Mr Terreblanche will be buried on his farm in Ventersdorp, near Pretoria, on Friday. The 69-year-old founder of the Afrikaner Resistance Movement was bludgeoned to death in his house last Saturday. Two farmworkers, aged 15 and 21, are due to appear in court today on murder charges.
The AWB retracted its claim that it would avenge Mr Terreblanche's killing. "No member of our organisation will engage in acts of violence," said spokesman Pieter Steyn. On Sunday the party's general-secretary, Andre Visagie, had referred to the killing as a "declaration of war" by black South Africans against whites and had cautioned foreign football teams against travelling to the country, which records 50 murders a day. The Police Minister, Nathi Mthethwa, visited the crime scene and insisted the World Cup would be safe. "With the plans we've put in place, we've got a tough stand in the fight against crime," he said.
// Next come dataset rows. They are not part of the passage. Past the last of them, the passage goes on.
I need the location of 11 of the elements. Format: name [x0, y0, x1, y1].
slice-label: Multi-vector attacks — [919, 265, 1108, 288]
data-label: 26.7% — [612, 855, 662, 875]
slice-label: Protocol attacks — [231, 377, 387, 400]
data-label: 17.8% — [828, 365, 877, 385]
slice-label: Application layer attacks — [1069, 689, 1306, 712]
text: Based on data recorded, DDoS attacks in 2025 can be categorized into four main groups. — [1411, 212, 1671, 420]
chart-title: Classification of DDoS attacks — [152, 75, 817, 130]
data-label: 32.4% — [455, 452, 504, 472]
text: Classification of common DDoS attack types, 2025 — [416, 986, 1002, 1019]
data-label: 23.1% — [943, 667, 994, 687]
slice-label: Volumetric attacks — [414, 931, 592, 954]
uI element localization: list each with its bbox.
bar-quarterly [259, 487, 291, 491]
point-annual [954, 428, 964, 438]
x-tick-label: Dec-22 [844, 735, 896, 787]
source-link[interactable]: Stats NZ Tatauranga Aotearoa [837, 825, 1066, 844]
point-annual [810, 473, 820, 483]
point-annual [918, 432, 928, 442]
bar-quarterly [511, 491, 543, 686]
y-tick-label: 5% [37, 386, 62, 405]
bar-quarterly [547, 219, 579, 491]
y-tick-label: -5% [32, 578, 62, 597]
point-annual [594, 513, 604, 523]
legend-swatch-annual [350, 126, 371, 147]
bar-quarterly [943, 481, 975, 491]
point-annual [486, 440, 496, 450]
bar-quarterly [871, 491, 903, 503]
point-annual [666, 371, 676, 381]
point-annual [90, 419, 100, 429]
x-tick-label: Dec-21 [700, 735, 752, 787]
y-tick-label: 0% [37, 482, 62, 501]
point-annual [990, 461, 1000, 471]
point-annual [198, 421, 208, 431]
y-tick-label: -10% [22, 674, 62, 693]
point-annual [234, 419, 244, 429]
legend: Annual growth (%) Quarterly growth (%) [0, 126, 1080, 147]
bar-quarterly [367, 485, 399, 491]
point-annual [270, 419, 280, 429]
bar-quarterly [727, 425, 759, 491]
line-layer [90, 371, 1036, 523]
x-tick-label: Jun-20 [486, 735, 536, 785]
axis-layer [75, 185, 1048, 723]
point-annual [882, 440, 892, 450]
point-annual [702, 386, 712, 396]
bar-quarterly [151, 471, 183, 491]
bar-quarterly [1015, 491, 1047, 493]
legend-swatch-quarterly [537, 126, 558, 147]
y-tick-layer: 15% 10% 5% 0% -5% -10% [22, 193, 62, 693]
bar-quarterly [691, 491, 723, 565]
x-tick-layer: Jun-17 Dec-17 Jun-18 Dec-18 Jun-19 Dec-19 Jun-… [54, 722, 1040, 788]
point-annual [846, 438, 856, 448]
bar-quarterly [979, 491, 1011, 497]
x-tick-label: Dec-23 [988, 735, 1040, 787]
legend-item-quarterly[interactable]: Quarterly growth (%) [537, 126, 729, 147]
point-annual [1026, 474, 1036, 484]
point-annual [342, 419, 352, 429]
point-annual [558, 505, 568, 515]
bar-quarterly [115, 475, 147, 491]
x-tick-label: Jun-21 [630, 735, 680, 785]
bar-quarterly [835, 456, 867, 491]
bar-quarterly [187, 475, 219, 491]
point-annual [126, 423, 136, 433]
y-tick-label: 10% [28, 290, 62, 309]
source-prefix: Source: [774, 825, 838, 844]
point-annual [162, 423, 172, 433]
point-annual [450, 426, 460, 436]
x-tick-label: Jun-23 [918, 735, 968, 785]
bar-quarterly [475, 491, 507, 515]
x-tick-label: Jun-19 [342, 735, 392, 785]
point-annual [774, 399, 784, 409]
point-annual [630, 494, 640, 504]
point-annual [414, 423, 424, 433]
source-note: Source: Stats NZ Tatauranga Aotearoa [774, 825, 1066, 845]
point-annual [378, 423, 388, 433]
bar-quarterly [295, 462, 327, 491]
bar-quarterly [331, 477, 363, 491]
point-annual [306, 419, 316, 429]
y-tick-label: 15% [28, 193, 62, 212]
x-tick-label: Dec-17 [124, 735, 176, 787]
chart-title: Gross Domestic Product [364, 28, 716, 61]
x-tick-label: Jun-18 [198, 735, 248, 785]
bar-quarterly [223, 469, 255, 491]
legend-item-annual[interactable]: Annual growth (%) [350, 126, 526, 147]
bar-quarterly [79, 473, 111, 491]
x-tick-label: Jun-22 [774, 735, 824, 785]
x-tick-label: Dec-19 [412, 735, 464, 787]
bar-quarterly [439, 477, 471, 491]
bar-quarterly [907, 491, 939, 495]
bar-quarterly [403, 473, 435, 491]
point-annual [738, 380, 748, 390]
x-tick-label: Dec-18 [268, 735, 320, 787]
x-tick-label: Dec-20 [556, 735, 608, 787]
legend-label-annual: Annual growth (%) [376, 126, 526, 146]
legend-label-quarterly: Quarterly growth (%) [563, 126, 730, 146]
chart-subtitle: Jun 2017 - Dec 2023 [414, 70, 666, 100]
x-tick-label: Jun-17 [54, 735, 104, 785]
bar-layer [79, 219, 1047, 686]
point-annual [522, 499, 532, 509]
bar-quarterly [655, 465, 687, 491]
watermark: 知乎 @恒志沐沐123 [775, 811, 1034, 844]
But despite the placatory moves, the ANC mounted a robust defence of its youth leader, Julius Malema, whose recent renditions of a struggle song including the refrain "Kill the Boer" have been blamed for creating a climate propitious to anti-white sentiment. ANC spokesman, Jackson Mthembu, said: "The continued linkage of the singing of the song by Comrade Malema to the killing of Mr Terreblanche is meant to fuel racial polarisation. It is a lie which is part of a concerted campaign against Comrade Malema by certain organisations in our society."
Mr Malema spent the weekend addressing rallies in Zimbabwe and was received yesterday by President Robert Mugabe. On the Harare trip, Mr Malema said: "The death of Mr Terreblanche has got nothing to do with the song. We know who Mr Terreblanche was, his character and how he related with his workers. So the police must investigate and look for the person who killed him.''
A small crowd of mourners gathered at Mr Terreblanche's farm yesterday. Some laid flowers taped to newspaper cuttings about the murder in Afrikaans, and a low-level government delegation visited the family.
A television interview with the mother of the 15-year-old murder suspect supported earlier claims by the police that the killing was prompted by a pay dispute.